Pathophysiology of irritable bowel syndrome
The pathophysiology of IBS is affected by:
- Gut microbiota composition
- Epithelial barrier dynamics
- Presence of food antigens
- Bile acid composition
- Immune cell sensitivity and reactivity
- Intestinal permeability
Abnormalities with any number of these processes can affect key sensorimotor regulators, such as the hypothalamus–pituitary–adrenal (HPA) axis, the brain-gut axis, and the enteric nervous system (ENS). This causes certain physiological changes that lead to the development of IBS.
Irritable bowel syndrome-association disorders
IBS symptoms overlap with the symptoms of other common gastrointestinal disorders, including dyspepsia, heartburn, diarrhea, incontinence, and constipation. Some IBS symptoms also overlap with the symptoms of inflammatory bowel diseases (IBDs), such as Crohn disease and ulcerative colitis.
Many studies have shown associations with various comorbidities, including anxiety and depression. These overlapping symptoms and comorbidities can lead to misdiagnoses, which can delay treatment.
MY GUT HEALTH STORY | Post-Infectious IBS & C. difficile
What is post-infectious irritable bowel syndrome?
Post-infectious IBS (PI-IBS) is a type of IBS that is caused by viral and bacterial infections to the gastrointestinal tract (e.g. gastroenteritis) and comprises approximately 10% of all IBS cases. In PI-IBS, abdominal discomfort and gastrointestinal distress can persist following infection resolution Approximately 36% of patients with gastroenteritis develop PI-IBS and the symptoms of PI-IBS may persist long after the individual has recovered from the initial infection.

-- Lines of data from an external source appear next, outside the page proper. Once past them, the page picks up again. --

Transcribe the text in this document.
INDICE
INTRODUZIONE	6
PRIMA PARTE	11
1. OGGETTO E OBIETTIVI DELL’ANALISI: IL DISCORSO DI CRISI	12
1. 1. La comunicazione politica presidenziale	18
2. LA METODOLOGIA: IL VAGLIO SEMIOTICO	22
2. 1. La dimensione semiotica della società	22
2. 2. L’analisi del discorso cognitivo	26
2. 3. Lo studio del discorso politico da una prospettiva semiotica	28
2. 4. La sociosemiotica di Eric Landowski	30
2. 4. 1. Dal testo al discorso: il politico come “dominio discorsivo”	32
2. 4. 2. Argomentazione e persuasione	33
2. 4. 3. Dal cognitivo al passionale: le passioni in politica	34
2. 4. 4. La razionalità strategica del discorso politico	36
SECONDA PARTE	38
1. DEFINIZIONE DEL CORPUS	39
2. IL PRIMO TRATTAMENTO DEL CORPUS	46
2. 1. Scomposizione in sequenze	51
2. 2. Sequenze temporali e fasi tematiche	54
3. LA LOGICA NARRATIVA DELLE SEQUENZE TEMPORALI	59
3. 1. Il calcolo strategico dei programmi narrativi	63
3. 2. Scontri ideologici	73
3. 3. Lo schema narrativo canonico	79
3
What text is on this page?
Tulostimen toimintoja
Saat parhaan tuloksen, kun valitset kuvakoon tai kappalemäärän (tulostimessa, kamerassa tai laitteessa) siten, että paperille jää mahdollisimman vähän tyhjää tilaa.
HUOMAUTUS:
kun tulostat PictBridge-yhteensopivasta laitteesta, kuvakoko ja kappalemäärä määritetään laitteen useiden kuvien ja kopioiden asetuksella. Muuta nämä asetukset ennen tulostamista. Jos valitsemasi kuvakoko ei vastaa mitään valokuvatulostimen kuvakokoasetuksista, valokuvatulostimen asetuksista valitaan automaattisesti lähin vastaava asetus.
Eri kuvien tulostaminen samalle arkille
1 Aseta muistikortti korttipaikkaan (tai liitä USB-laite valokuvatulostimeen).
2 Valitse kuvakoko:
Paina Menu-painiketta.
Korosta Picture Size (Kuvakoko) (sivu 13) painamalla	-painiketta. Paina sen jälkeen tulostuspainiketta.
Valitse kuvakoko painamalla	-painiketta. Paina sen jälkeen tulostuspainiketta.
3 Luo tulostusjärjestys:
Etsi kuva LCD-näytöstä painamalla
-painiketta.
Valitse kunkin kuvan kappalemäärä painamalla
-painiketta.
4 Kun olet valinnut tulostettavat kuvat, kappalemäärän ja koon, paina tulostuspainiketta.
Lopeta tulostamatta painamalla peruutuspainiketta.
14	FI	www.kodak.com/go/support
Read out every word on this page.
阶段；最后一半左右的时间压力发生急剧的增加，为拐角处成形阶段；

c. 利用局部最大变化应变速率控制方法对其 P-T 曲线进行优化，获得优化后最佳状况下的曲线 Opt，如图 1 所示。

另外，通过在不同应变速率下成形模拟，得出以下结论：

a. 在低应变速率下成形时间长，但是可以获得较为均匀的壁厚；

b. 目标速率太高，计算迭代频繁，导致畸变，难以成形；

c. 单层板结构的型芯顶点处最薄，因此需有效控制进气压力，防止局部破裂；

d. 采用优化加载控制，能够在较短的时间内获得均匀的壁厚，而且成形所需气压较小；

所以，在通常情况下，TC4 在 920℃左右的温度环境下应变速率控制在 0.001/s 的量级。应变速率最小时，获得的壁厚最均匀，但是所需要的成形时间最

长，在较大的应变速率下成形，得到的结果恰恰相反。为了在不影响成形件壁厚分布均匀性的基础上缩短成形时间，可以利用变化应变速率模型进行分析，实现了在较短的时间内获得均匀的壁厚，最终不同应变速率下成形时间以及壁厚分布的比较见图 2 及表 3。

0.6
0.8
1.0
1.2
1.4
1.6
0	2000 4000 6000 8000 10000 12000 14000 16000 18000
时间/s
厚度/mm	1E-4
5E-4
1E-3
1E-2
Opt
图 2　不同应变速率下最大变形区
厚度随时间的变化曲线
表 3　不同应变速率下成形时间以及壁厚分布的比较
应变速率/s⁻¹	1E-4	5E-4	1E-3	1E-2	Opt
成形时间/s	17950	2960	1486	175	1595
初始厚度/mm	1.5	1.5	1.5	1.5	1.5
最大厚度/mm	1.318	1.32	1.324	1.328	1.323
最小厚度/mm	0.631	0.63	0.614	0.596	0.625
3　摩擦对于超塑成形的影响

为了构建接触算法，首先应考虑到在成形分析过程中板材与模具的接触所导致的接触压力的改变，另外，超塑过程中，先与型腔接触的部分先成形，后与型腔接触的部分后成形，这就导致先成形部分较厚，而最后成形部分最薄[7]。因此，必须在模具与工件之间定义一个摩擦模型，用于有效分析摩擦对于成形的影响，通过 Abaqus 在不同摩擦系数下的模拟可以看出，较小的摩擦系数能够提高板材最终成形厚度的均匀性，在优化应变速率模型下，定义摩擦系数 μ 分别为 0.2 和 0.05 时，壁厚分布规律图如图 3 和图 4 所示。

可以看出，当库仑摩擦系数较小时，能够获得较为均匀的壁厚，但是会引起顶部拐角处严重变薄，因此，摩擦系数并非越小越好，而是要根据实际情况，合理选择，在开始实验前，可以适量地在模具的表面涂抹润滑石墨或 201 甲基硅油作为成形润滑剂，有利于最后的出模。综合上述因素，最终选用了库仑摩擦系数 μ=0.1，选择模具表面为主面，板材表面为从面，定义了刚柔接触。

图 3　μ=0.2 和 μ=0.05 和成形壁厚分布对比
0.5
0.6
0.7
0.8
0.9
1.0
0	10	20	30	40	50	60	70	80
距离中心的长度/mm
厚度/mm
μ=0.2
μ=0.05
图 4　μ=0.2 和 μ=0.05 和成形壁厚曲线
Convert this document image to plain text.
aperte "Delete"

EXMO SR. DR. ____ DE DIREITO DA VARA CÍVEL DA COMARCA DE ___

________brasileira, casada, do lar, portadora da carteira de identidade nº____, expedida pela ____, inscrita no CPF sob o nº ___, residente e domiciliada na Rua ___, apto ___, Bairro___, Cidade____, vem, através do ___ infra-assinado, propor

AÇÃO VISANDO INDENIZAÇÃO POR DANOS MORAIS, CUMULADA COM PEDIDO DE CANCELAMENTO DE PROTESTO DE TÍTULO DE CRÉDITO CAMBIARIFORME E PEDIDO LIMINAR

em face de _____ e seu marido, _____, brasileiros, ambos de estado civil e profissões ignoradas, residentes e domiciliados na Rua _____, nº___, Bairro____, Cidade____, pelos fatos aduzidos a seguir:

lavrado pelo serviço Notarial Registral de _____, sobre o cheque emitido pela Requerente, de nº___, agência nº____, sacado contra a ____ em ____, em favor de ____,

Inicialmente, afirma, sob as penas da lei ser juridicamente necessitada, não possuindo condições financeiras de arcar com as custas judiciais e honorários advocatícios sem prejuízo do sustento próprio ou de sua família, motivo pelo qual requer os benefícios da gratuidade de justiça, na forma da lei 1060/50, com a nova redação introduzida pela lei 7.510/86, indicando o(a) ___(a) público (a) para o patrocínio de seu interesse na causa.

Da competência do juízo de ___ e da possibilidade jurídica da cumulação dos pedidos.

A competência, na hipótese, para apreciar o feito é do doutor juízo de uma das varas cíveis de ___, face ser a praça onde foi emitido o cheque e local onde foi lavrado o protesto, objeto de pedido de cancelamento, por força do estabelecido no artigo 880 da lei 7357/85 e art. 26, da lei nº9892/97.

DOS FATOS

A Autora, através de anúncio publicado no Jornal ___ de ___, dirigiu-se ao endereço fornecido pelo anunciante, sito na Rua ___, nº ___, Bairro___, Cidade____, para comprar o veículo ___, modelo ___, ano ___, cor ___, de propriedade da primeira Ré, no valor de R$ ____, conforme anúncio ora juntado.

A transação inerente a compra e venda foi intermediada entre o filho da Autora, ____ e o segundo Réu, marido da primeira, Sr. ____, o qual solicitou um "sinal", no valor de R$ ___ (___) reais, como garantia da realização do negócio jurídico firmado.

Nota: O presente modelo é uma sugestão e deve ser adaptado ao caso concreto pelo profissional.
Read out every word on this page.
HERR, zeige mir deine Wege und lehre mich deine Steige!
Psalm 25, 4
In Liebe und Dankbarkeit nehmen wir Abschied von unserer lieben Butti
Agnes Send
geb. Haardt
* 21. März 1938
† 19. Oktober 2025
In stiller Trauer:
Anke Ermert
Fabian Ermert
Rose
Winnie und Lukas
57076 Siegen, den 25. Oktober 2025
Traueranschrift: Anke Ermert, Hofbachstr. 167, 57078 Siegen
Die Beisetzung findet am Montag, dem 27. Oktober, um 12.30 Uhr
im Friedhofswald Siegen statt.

The majority of patients with PI-IBS have an increased visceral pain perception or visceral hypersensitivity (VHS) compared to those with more ‘standard’ forms of IBS. This highlights the existence of long-term changes in pain processing occurring with PI-IBS patients.
The underlying mechanisms of PI-IBS development are not completely understood. However, long-term changes to neuronal function and inflammation of the bowel have been suggested as contributors in current literature. Furthermore, previous research into PI-IBS has discovered younger people, females, and individuals that have previously suffered from a severe infection are at a higher risk of developing PI-IBS.
How is post-infectious irritable bowel syndrome treated?
Various therapies have been used to combat IBS, including corticosteroids, antibiotics, and many other drugs.
Corticosteroids were used on patients of PI-IBS in a random double-blind study. The cell counts of gastric acid producing cells (enterochromaffin cells) did not differ between the two groups, but lamina propria T-lymphocyte counts decreased after the corticosteroid treatment. However, neither of these changes affected the IBS symptoms, so it was concluded that the corticosteroid used is not an effective treatment of PI-IBS.
An antibiotic that acts to inhibit bacterial RNA synthesis has been used to treat various gastrointestinal disorders including diarrhea. These antibiotics have been used to treat patients with IBS-D symptoms; improved gut microbiota diversity and bacterial composition, as well as reduced intestinal cytokine inflammation may have improved gut barrier protection in IBS patients.
More effective treatments for the symptoms of IBS are needed, including treatments that can simultaneously treat multiple symptoms. Hopefully, continued research will make this a reality.